The Murray's Club Archive Exhibition.
Event Information
Description
Murray’s Cabaret Club | The exhibition has been extended to the 12th April. New time slots are now available.
Murray’s Cabaret Club in London’s Soho was a notorious jazz and revue club which opened in 1913 on Beak Street.
Known for extravagant dance shows and risqué embroidered costumes the Club’s hostesses included Christine Keeler and Mandy Rice Davies who were both at the heart of the most enduring political scandals of our time, the Profumo Affair in the 1960’s.
Attracting royalty including HRH Princess Margaret and the Duke of Edinburgh, whose Thursday Club friends frequently went to Murray’s for a glamorous evening of fine dining, wining and women, as most recently depicted in the Netflix series The Crown.

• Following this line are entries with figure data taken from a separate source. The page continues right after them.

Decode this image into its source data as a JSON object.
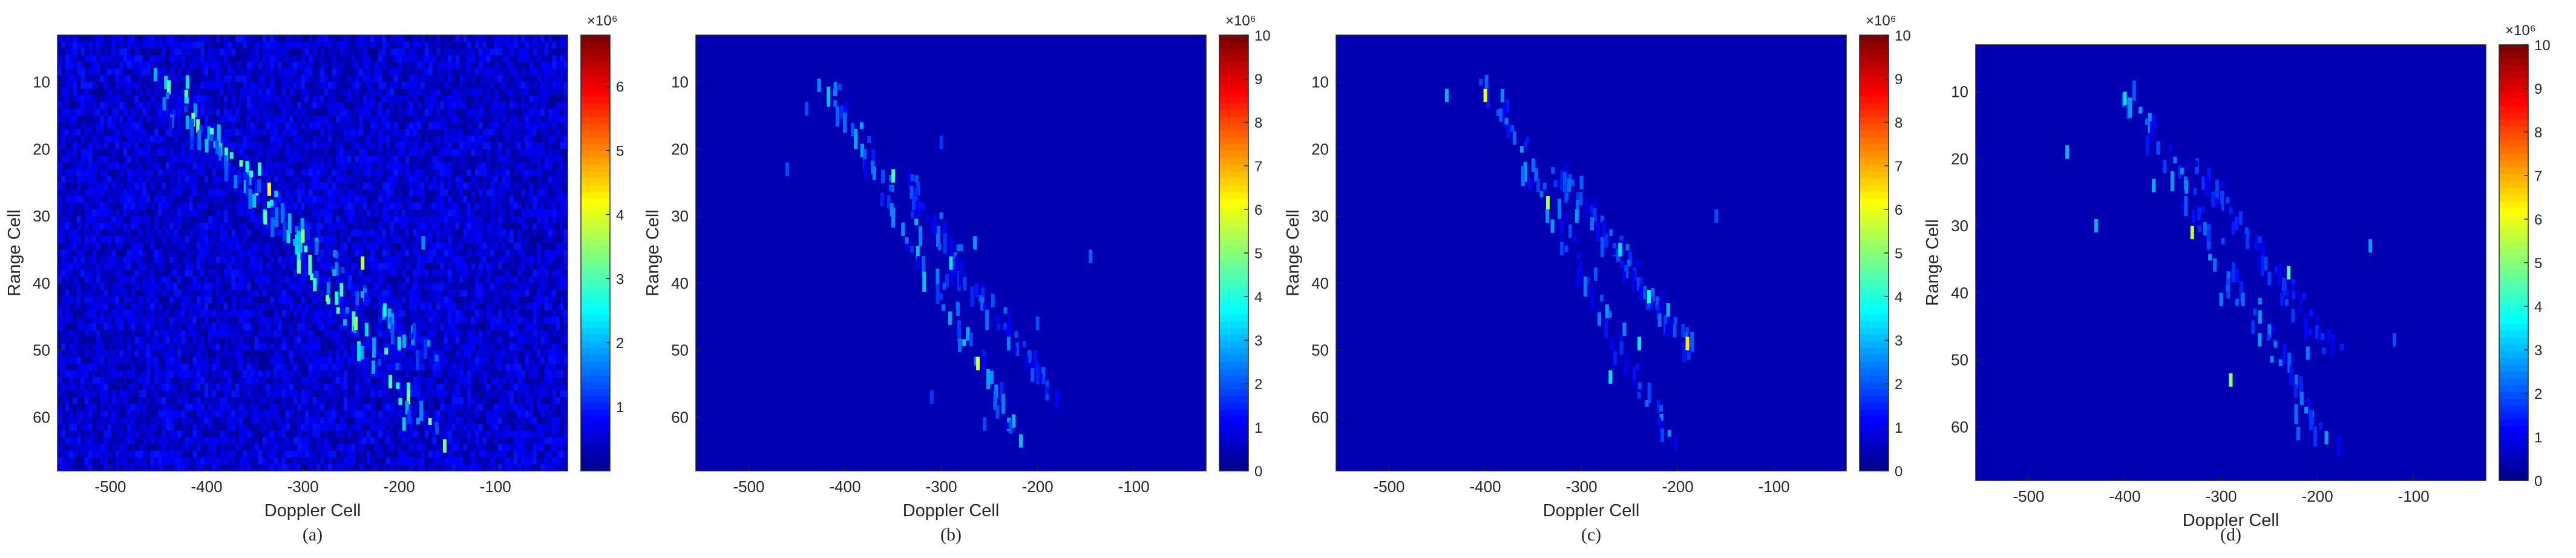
{
  "colors": {
    "background": "#ffffff",
    "plot_background": "#00008f",
    "axis": "#262626",
    "colormap": "jet"
  },
  "panels": [
    {
      "caption": "(a)",
      "xlabel": "Doppler Cell",
      "ylabel": "Range Cell",
      "xticks": [
        "-500",
        "-400",
        "-300",
        "-200",
        "-100"
      ],
      "yticks": [
        "10",
        "20",
        "30",
        "40",
        "50",
        "60"
      ],
      "colorbar_ticks": [
        "1",
        "2",
        "3",
        "4",
        "5",
        "6"
      ],
      "colorbar_exponent": "×10⁶"
    },
    {
      "caption": "(b)",
      "xlabel": "Doppler Cell",
      "ylabel": "Range Cell",
      "xticks": [
        "-500",
        "-400",
        "-300",
        "-200",
        "-100"
      ],
      "yticks": [
        "10",
        "20",
        "30",
        "40",
        "50",
        "60"
      ],
      "colorbar_ticks": [
        "0",
        "1",
        "2",
        "3",
        "4",
        "5",
        "6",
        "7",
        "8",
        "9",
        "10"
      ],
      "colorbar_exponent": "×10⁶"
    },
    {
      "caption": "(c)",
      "xlabel": "Doppler Cell",
      "ylabel": "Range Cell",
      "xticks": [
        "-500",
        "-400",
        "-300",
        "-200",
        "-100"
      ],
      "yticks": [
        "10",
        "20",
        "30",
        "40",
        "50",
        "60"
      ],
      "colorbar_ticks": [
        "0",
        "1",
        "2",
        "3",
        "4",
        "5",
        "6",
        "7",
        "8",
        "9",
        "10"
      ],
      "colorbar_exponent": "×10⁶"
    },
    {
      "caption": "(d)",
      "xlabel": "Doppler Cell",
      "ylabel": "Range Cell",
      "xticks": [
        "-500",
        "-400",
        "-300",
        "-200",
        "-100"
      ],
      "yticks": [
        "10",
        "20",
        "30",
        "40",
        "50",
        "60"
      ],
      "colorbar_ticks": [
        "0",
        "1",
        "2",
        "3",
        "4",
        "5",
        "6",
        "7",
        "8",
        "9",
        "10"
      ],
      "colorbar_exponent": "×10⁶"
    }
  ],
  "chart_data": [
    {
      "type": "heatmap",
      "title": "",
      "xlabel": "Doppler Cell",
      "ylabel": "Range Cell",
      "xlim": [
        -555,
        -25
      ],
      "ylim": [
        3,
        68
      ],
      "y_reversed": true,
      "colorbar_range": [
        0,
        6.8
      ],
      "colorbar_multiplier": 1000000,
      "background_level": 0.55,
      "background_noise": true,
      "bands": [
        {
          "x_start": -445,
          "y_start": 8,
          "x_end": -160,
          "y_end": 63,
          "peak": 3.5
        },
        {
          "x_start": -450,
          "y_start": 12,
          "x_end": -170,
          "y_end": 50,
          "peak": 2.2
        }
      ],
      "points": [
        {
          "x": -335,
          "y": 25,
          "v": 4.3
        },
        {
          "x": -300,
          "y": 32,
          "v": 3.4
        },
        {
          "x": -238,
          "y": 36,
          "v": 3.8
        },
        {
          "x": -245,
          "y": 45,
          "v": 3.6
        },
        {
          "x": -420,
          "y": 9,
          "v": 2.4
        },
        {
          "x": -345,
          "y": 22,
          "v": 2.8
        },
        {
          "x": -215,
          "y": 43,
          "v": 2.6
        },
        {
          "x": -200,
          "y": 48,
          "v": 2.4
        },
        {
          "x": -420,
          "y": 15,
          "v": 2.0
        },
        {
          "x": -175,
          "y": 33,
          "v": 1.8
        },
        {
          "x": -260,
          "y": 40,
          "v": 2.9
        },
        {
          "x": -195,
          "y": 60,
          "v": 2.2
        }
      ]
    },
    {
      "type": "heatmap",
      "title": "",
      "xlabel": "Doppler Cell",
      "ylabel": "Range Cell",
      "xlim": [
        -555,
        -25
      ],
      "ylim": [
        3,
        68
      ],
      "y_reversed": true,
      "colorbar_range": [
        0,
        10
      ],
      "colorbar_multiplier": 1000000,
      "background_level": 0.5,
      "background_noise": false,
      "bands": [
        {
          "x_start": -420,
          "y_start": 9,
          "x_end": -220,
          "y_end": 62,
          "peak": 3.2
        },
        {
          "x_start": -345,
          "y_start": 23,
          "x_end": -185,
          "y_end": 56,
          "peak": 2.4
        }
      ],
      "points": [
        {
          "x": -350,
          "y": 23,
          "v": 4.5
        },
        {
          "x": -262,
          "y": 51,
          "v": 6.0
        },
        {
          "x": -290,
          "y": 36,
          "v": 3.5
        },
        {
          "x": -410,
          "y": 10,
          "v": 2.5
        },
        {
          "x": -440,
          "y": 13,
          "v": 2.0
        },
        {
          "x": -265,
          "y": 33,
          "v": 2.8
        },
        {
          "x": -145,
          "y": 35,
          "v": 2.2
        },
        {
          "x": -460,
          "y": 22,
          "v": 2.0
        },
        {
          "x": -230,
          "y": 48,
          "v": 2.5
        },
        {
          "x": -200,
          "y": 45,
          "v": 2.0
        },
        {
          "x": -300,
          "y": 18,
          "v": 1.8
        },
        {
          "x": -310,
          "y": 56,
          "v": 1.8
        },
        {
          "x": -255,
          "y": 60,
          "v": 2.0
        }
      ]
    },
    {
      "type": "heatmap",
      "title": "",
      "xlabel": "Doppler Cell",
      "ylabel": "Range Cell",
      "xlim": [
        -555,
        -25
      ],
      "ylim": [
        3,
        68
      ],
      "y_reversed": true,
      "colorbar_range": [
        0,
        10
      ],
      "colorbar_multiplier": 1000000,
      "background_level": 0.5,
      "background_noise": false,
      "bands": [
        {
          "x_start": -400,
          "y_start": 9,
          "x_end": -210,
          "y_end": 63,
          "peak": 2.8
        },
        {
          "x_start": -330,
          "y_start": 22,
          "x_end": -180,
          "y_end": 50,
          "peak": 2.4
        }
      ],
      "points": [
        {
          "x": -400,
          "y": 11,
          "v": 6.0
        },
        {
          "x": -335,
          "y": 27,
          "v": 5.5
        },
        {
          "x": -190,
          "y": 48,
          "v": 6.5
        },
        {
          "x": -230,
          "y": 41,
          "v": 4.0
        },
        {
          "x": -260,
          "y": 34,
          "v": 3.5
        },
        {
          "x": -240,
          "y": 48,
          "v": 3.5
        },
        {
          "x": -305,
          "y": 29,
          "v": 2.8
        },
        {
          "x": -440,
          "y": 11,
          "v": 3.0
        },
        {
          "x": -210,
          "y": 43,
          "v": 3.0
        },
        {
          "x": -270,
          "y": 53,
          "v": 3.5
        },
        {
          "x": -300,
          "y": 24,
          "v": 2.2
        },
        {
          "x": -160,
          "y": 29,
          "v": 2.0
        }
      ]
    },
    {
      "type": "heatmap",
      "title": "",
      "xlabel": "Doppler Cell",
      "ylabel": "Range Cell",
      "xlim": [
        -555,
        -25
      ],
      "ylim": [
        3,
        68
      ],
      "y_reversed": true,
      "colorbar_range": [
        0,
        10
      ],
      "colorbar_multiplier": 1000000,
      "background_level": 0.5,
      "background_noise": false,
      "bands": [
        {
          "x_start": -400,
          "y_start": 9,
          "x_end": -190,
          "y_end": 62,
          "peak": 2.8
        },
        {
          "x_start": -330,
          "y_start": 20,
          "x_end": -185,
          "y_end": 48,
          "peak": 2.0
        }
      ],
      "points": [
        {
          "x": -330,
          "y": 30,
          "v": 5.5
        },
        {
          "x": -290,
          "y": 52,
          "v": 5.0
        },
        {
          "x": -230,
          "y": 36,
          "v": 4.5
        },
        {
          "x": -400,
          "y": 10,
          "v": 3.5
        },
        {
          "x": -370,
          "y": 23,
          "v": 3.0
        },
        {
          "x": -460,
          "y": 18,
          "v": 3.0
        },
        {
          "x": -430,
          "y": 29,
          "v": 3.0
        },
        {
          "x": -145,
          "y": 32,
          "v": 2.8
        },
        {
          "x": -260,
          "y": 46,
          "v": 2.8
        },
        {
          "x": -210,
          "y": 48,
          "v": 2.5
        },
        {
          "x": -120,
          "y": 46,
          "v": 2.0
        },
        {
          "x": -220,
          "y": 60,
          "v": 2.2
        },
        {
          "x": -300,
          "y": 40,
          "v": 2.5
        }
      ]
    }
  ]
}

Vintage Poster collector, Charlie Jeffreys, in conjunction with the Museum of Soho
are mounting an exhibition and sale of a selection of the original illustrations at The Century Club including costume designs from Murray’s Fifties heyday.
The majority are by Ronald Cobb (1909-1997) whose risqué gouaches combine ingenuity and style. They are an amusing assortment of witty French maid fantasies, macabre mannequins in sweeping cloaks, and startling space-age headdresses. G-strings and period humour abound but Cobb’s bizarre confections of plastic, gauze and body paint are always on the right side of kitsch. There are also a few designs by Michael Bronze (1916-1979) whose sketches are intricate and lavish. His bejewelled Cleopatra-style costumes ooze the elegant sophistication of Fifties glamour. Some earlier costumes by Hilda Wetton (1896-1980), the legendary designer with The Windmill Theatre will also be on display.
Exhibition curated by the V&A’s Ben Levy.